US elections: Democrats do well in spite of Biden’s popularity ratings
The Democratic Party's strong showing in off-year elections has encouraged Joe Biden and his supporters, although his popularity is low (it is now 39%, the lowest since April). Some segments of the party have lost faith in Biden, frustrated by his Israel stance, the lack of movement on climate change, or high prices. However, encouraging signs included a victory by Democratic incumbent governor Andy Beshear in Kentucky over a well-regarded Republican opponent, the passage in Republican-voting Ohio of a constitutional amendment guaranteeing abortion rights, and Democratic wins in the battleground state of Pennsylvania.
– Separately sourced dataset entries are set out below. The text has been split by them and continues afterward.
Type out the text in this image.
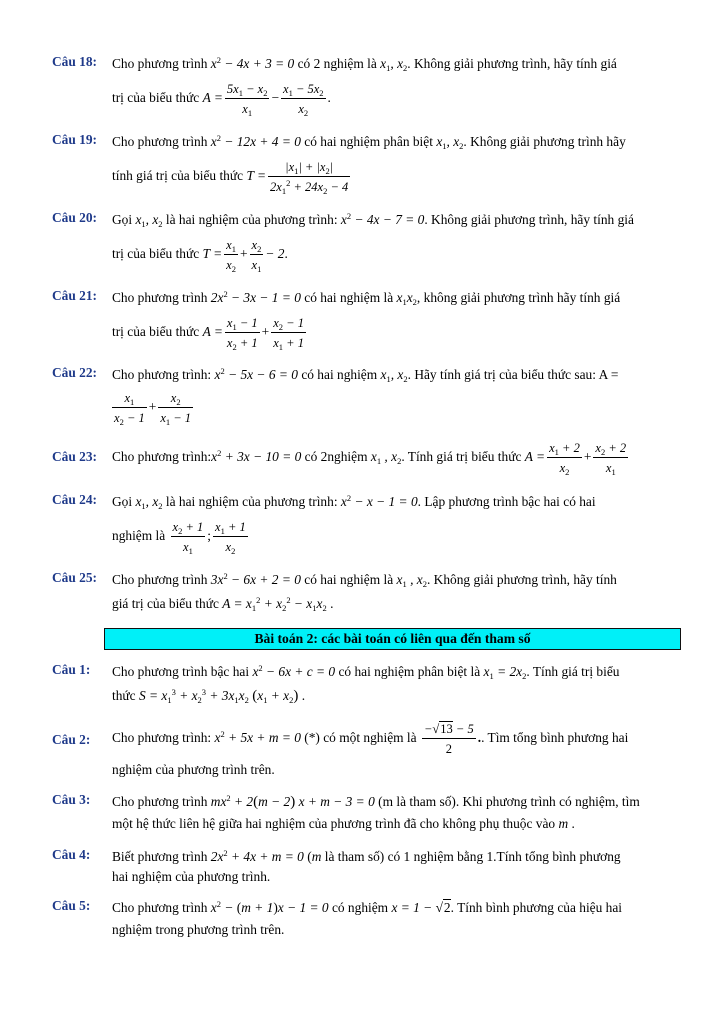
Câu 18: Cho phương trình $x^2 - 4x + 3 = 0$ có 2 nghiệm là $x_1$, $x_2$. Không giải phương trình, hãy tính giá

trị của biểu thức $A = \frac{5x_1 - x_2}{x_1} - \frac{x_1 - 5x_2}{x_2}$ .

Câu 19: Cho phương trình $x^2 - 12x + 4 = 0$ có hai nghiệm phân biệt $x_1$, $x_2$. Không giải phương trình hãy

tính giá trị của biểu thức $T = \frac{|x_1| + |x_2|}{2x_1^2 + 24x_2 - 4}$

Câu 20: Gọi $x_1$, $x_2$ là hai nghiệm của phương trình: $x^2 - 4x - 7 = 0$. Không giải phương trình, hãy tính giá

trị của biểu thức $T = \frac{x_1}{x_2} + \frac{x_2}{x_1} - 2$.

Câu 21: Cho phương trình $2x^2 - 3x - 1 = 0$ có hai nghiệm là $x_1x_2$, không giải phương trình hãy tính giá

trị của biểu thức $A = \frac{x_1 - 1}{x_2 + 1} + \frac{x_2 - 1}{x_1 + 1}$

Câu 22: Cho phương trình: $x^2 - 5x - 6 = 0$ có hai nghiệm $x_1$, $x_2$. Hãy tính giá trị của biểu thức sau: A =

$\frac{x_1}{x_2 - 1} + \frac{x_2}{x_1 - 1}$
Câu 23: Cho phương $trình:x^2 + 3x - 10 = 0$ có 2nghiệm $x_1$ , $x_2$. Tính giá trị biểu thức $A = \frac{x_1 + 2}{x_2} + \frac{x_2 + 2}{x_1}$

Câu 24: Gọi $x_1$, $x_2$ là hai nghiệm của phương trình: $x^2 - x - 1 = 0$. Lập phương trình bậc hai có hai

nghiệm là $\frac{x_2 + 1}{x_1}$ ; $\frac{x_1 + 1}{x_2}$

Câu 25: Cho phương trình $3x^2 - 6x + 2 = 0$ có hai nghiệm là $x_1$ , $x_2$. Không giải phương trình, hãy tính

giá trị của biểu thức $A = x_1^2 + x_2^2 - x_1x_2$ .

Bài toán 2: các bài toán có liên qua đến tham số
Câu 1: Cho phương trình bậc hai $x^2 - 6x + c = 0$ có hai nghiệm phân biệt là $x_1 = 2x_2$. Tính giá trị biểu

thức $S = x_1^3 + x_2^3 + 3x_1x_2$ $(x_1 + x_2)$ .

Câu 2: Cho phương trình: $x^2 + 5x + m = 0$ (*) có một nghiệm là $\frac{-√13 - 5}{2}$ .. Tìm tổng bình phương hai

nghiệm của phương trình trên.

Câu 3: Cho phương trình $mx^2 + 2(m - 2) x + m - 3 = 0$ (m là tham số). Khi phương trình có nghiệm, tìm

một hệ thức liên hệ giữa hai nghiệm của phương trình đã cho không phụ thuộc vào m .

Câu 4: Biết phương trình $2x^2 + 4x + m = 0$ (m là tham số) có 1 nghiệm bằng 1.Tính tổng bình phương

hai nghiệm của phương trình.

Câu 5: Cho phương trình $x^2 - (m + 1)x - 1 = 0$ có nghiệm x = 1 − √2. Tính bình phương của hiệu hai

nghiệm trong phương trình trên.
The Ohio result shows abortion rights remain a winning political issue for Democrats after the conservative majority on the Supreme Court ended the constitutional right to an abortion, overriding public opinion. Whether victories for Democrats this week are a definitive sign of strength for Biden's re-election is unclear. Biden, who turns 81 this month, currently faces no serious primary challengers and has raised tens of millions of dollars for his re-election campaign. His fundraising has surpassed that of Donald Trump, 77, who backed the losing Kentucky governor candidate.